"You had better tell me everything, I think, Fleming," she said, in a low voice.

"Well, my lady, it's just thus: His lordship had a blow—a disappointment of some kind. It isn't money, it isn't betting, or card-playing, or I should have heard of it, for his lordship generally makes some remarks, such as 'I've had a good day, Fleming,' or, 'I'm stone broke, Fleming,' so that I know what kind of luck he's had; it isn't that. It's something worse—if there is anything worse," he put in philosophically. "A little while ago his lordship was in the very best of spirits; I never saw him in better, and he's a bright-hearted gentleman, as you know, my lady. I'm speaking of the time when he came back from that place in the country where he and his grace the duke were—Portmaris."

Lady Eleanor leaned her head on her hand so that her face was hidden from him.

"Then all of a sudden a change came, and his lordship got bad, very bad. It was dreadful to see him, my lady. Eat nothing, cared for nothing; scarcely even spoke. Nothing but smoke, smoke, all day, and wander in and out looking like the ghost of himself. And he, who used to be so bright and cheerful, with the laugh always ready! I'd have given something to have spoken a word, and asked him what was the matter; but—well, my lady, with all his pleasantness, my master's the last gentleman to take a liberty with."

"You don't know what it was, this terrible disappointment?" said Lady Eleanor, almost inaudibly.

Fleming hesitated and glanced at her; then he coughed discreetly behind his hand.

It was sufficient answer, and Lady Eleanor's face grew red.

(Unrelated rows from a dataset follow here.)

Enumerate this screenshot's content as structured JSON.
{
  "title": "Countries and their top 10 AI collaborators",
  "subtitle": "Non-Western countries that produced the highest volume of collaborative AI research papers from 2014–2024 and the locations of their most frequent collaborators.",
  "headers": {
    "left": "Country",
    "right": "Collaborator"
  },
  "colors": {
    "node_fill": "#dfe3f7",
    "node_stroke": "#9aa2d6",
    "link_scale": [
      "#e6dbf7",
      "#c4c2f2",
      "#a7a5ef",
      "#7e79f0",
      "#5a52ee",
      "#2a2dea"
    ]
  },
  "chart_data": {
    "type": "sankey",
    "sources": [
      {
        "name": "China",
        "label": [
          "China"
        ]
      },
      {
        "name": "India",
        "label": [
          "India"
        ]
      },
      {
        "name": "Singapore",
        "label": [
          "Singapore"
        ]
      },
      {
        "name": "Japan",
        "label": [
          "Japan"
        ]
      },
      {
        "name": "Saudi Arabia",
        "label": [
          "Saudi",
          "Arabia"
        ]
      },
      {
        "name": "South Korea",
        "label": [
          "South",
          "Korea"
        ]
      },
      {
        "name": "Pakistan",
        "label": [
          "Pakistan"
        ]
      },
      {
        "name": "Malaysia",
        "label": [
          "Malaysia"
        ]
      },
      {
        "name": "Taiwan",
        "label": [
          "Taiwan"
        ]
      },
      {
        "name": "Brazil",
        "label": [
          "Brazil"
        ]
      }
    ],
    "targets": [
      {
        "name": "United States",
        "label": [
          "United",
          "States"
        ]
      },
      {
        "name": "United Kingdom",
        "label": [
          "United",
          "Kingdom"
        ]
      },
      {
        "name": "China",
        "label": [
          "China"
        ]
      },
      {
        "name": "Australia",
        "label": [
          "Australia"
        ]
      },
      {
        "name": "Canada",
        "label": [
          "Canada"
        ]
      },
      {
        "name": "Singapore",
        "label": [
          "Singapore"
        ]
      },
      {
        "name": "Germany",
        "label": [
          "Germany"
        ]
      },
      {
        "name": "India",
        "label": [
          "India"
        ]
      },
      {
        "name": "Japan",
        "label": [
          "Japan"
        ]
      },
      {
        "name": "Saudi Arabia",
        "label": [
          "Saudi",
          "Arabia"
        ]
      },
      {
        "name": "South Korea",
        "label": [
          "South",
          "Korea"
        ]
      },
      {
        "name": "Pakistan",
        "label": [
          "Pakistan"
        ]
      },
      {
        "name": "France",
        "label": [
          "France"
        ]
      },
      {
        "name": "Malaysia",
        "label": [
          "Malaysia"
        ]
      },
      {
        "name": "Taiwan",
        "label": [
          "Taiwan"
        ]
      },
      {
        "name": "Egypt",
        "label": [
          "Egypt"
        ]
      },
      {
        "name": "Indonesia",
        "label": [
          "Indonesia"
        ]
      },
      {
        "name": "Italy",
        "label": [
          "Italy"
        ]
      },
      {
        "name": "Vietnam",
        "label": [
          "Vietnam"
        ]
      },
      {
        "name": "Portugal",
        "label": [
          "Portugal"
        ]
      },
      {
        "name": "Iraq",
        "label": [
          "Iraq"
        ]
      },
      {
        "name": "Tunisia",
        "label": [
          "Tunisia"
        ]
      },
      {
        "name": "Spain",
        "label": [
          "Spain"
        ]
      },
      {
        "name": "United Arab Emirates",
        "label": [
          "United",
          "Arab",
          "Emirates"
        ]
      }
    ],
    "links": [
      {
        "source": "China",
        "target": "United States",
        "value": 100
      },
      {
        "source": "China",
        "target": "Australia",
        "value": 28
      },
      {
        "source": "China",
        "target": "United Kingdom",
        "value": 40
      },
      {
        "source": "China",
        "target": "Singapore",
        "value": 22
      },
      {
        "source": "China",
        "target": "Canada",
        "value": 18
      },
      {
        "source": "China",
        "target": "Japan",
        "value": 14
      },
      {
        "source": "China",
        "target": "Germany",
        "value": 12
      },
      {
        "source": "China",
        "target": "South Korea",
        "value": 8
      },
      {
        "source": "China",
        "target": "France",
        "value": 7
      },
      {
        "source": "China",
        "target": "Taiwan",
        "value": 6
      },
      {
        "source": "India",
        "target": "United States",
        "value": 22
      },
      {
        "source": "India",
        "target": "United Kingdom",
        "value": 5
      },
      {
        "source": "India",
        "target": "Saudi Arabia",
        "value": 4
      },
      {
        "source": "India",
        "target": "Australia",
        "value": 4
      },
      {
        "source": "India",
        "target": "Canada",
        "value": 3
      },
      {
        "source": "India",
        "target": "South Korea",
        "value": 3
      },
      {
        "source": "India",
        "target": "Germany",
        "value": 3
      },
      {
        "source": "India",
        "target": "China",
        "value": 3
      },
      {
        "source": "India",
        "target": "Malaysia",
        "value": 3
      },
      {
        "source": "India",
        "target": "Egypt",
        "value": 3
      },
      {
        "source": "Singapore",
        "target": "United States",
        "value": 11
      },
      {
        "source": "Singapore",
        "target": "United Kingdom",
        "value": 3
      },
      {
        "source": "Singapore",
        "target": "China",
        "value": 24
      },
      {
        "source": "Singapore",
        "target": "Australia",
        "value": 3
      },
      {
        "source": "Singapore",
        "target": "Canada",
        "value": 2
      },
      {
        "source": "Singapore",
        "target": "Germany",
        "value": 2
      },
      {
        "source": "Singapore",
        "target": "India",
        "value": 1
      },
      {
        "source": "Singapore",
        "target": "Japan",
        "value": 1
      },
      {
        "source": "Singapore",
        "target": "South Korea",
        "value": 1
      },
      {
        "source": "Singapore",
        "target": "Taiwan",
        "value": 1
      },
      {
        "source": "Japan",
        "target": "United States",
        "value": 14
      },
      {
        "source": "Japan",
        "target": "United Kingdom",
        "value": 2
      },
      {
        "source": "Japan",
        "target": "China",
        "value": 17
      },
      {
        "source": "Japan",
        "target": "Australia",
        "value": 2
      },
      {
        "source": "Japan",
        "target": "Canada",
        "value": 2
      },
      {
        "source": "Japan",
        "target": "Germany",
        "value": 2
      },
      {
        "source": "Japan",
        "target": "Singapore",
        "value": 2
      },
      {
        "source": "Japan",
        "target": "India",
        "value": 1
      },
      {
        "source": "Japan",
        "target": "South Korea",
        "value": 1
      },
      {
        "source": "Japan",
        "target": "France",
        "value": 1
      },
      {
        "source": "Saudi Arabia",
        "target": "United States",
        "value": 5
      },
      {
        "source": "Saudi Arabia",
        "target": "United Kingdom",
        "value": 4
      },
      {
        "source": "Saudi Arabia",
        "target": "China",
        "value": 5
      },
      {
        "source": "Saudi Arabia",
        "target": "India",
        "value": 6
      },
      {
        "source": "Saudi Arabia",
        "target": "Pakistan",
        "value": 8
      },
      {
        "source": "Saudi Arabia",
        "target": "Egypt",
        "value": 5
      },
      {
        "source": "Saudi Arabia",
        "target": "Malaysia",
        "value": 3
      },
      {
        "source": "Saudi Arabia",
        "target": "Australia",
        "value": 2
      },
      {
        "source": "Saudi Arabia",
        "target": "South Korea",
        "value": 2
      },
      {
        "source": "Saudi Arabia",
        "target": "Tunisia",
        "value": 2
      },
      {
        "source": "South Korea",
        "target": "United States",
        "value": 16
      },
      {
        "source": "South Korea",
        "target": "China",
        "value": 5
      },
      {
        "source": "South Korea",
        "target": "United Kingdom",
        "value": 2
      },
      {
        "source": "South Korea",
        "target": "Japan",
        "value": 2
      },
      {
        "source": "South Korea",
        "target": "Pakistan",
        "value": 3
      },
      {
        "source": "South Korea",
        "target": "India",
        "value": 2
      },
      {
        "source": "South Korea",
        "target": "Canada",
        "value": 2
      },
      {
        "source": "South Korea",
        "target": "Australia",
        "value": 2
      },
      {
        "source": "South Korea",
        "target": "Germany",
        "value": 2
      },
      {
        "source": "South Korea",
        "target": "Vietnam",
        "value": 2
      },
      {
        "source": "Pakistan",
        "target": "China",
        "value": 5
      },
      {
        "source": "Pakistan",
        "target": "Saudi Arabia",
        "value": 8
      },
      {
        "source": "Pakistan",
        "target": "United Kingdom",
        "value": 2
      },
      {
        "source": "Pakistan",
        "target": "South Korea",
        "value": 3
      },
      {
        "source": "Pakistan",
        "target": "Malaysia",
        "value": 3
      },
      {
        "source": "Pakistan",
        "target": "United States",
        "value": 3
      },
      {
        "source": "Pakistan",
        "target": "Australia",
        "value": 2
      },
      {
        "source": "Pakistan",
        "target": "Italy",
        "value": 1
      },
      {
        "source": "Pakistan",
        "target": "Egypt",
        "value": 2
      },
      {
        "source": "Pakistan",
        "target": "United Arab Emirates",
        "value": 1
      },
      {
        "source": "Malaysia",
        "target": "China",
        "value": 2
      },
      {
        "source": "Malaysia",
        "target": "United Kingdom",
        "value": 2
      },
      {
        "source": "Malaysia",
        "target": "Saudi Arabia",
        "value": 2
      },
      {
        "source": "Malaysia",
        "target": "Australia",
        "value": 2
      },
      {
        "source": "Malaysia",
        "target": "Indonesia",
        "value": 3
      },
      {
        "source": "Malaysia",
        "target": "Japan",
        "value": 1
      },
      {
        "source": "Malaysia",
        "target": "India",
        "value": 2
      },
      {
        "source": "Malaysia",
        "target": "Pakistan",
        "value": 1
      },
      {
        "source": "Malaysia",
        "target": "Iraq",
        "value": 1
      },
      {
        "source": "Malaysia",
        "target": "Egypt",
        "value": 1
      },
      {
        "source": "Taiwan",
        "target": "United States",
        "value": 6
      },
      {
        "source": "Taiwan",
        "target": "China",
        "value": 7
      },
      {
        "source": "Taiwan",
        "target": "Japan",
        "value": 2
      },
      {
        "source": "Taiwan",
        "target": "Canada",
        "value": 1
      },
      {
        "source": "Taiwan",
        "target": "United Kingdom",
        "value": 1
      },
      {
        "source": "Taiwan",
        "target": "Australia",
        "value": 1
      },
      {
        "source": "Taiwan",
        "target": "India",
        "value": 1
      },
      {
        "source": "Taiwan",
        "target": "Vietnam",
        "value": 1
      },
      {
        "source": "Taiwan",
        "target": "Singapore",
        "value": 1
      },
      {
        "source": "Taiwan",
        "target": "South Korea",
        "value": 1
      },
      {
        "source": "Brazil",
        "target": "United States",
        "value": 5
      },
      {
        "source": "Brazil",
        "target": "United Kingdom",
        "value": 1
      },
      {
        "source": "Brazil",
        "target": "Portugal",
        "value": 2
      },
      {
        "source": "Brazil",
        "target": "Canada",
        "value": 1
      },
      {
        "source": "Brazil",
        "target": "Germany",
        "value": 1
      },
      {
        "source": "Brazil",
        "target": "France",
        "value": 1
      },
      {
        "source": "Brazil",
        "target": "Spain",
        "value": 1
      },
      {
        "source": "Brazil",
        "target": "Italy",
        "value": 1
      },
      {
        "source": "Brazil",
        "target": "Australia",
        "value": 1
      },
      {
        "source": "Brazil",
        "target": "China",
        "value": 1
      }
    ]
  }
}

"Whatever it was that made him so happy and cheerful, it was knocked on the head and put an end to, my lady," he said. "And so it is that this regular smash-up of affairs—I mean these summonses and man in possession—don't seem to affect him. You see, my lady, he was as low down as he could be already. Sometimes—" He stopped, and looked down at the carpet very gravely and anxiously.

"Well?"

"Well, my lady, it isn't for me to say such a thing, but I've been almost afraid to let him out of my sight in the morning, and I've been truly thankful to see him come in at night."